= Ozzie Kotani =

Ozzie Kotani is a slack-key guitar player, teacher, arranger, solo performer and accompanist.

Kotani was born in 1956 in Honolulu, Hawaii in the neighborhood of Pauoa. He learned how to play the 'ukulele in fourth grade, but his interest in kī hō‘alu, or Hawaiian slack key guitar, was sparked in high school when he heard Keola Beamer on the radio.

In 1975, Kotani enrolled in Peter Medeiros' slack key guitar class at the University of Hawaii Continuing Education program. In 1976, Kotani began to study privately with slack key legend Sonny Chillingworth. Kotani returned to the University of Hawai'i program in 1986 to teach and pass on his knowledge of the Hawaiian slack key style to others.

Kotani recorded his first album, Classical Slack, in 1988. Kotani followed up his debut with Kani Kī hō‘alu in 1995, To Honor a Queen: The Music of Lili'uokalani in 2002, Paka Ua (Raindrops) in 2005, and Hō'ihi (Respect) in 2008.

Teaming with Dennis Ladd in 2000, Kotani published his first instruction book on slack key guitar titled Guitar Playing Hawaiian Style: Kī Hō‘alu, An Instrumental Method For Slack Key Volume One.
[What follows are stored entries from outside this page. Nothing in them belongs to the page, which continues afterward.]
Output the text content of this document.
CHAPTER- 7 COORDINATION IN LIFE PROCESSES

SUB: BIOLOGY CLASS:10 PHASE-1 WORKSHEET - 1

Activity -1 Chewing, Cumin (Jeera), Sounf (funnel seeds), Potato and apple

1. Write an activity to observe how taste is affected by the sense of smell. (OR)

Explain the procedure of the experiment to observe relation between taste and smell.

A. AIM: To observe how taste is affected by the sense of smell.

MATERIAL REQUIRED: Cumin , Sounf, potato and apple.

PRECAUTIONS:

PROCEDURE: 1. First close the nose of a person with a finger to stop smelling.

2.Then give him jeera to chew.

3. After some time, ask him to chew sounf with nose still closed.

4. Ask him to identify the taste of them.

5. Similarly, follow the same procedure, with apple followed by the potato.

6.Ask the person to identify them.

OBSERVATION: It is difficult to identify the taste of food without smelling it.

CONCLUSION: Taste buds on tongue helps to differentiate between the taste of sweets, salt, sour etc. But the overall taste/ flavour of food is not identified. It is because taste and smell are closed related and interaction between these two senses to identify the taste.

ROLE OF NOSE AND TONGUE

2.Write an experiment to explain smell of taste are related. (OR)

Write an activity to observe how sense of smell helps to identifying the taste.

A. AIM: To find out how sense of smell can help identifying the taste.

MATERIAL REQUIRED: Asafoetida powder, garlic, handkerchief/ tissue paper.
He followed up in 2007 with an instructional DVD titled Guitar Playing Hawaiian Style with Ozzie Kotani: Kī Hō‘alu Vol. 1 and in 2009 with Guitar Playing Hawaiian Style with Ozzie Kotani: Kī Hō‘alu Vol. 2.

Kotani is known for his use of the nylon string guitar, a vocalizing approach to ballads, his use of atypical chord progressions, rolls played with the thumb and three fingers and a stand-up bass-type sound on the low strings on the first and third beats of the measure.

Ozzie also taught private lessons during the 2000s and worked at the Bishop Museum. For Steel String guitars, Ozzie uses a vintage Martin, and a Presentation series Taylor guitar.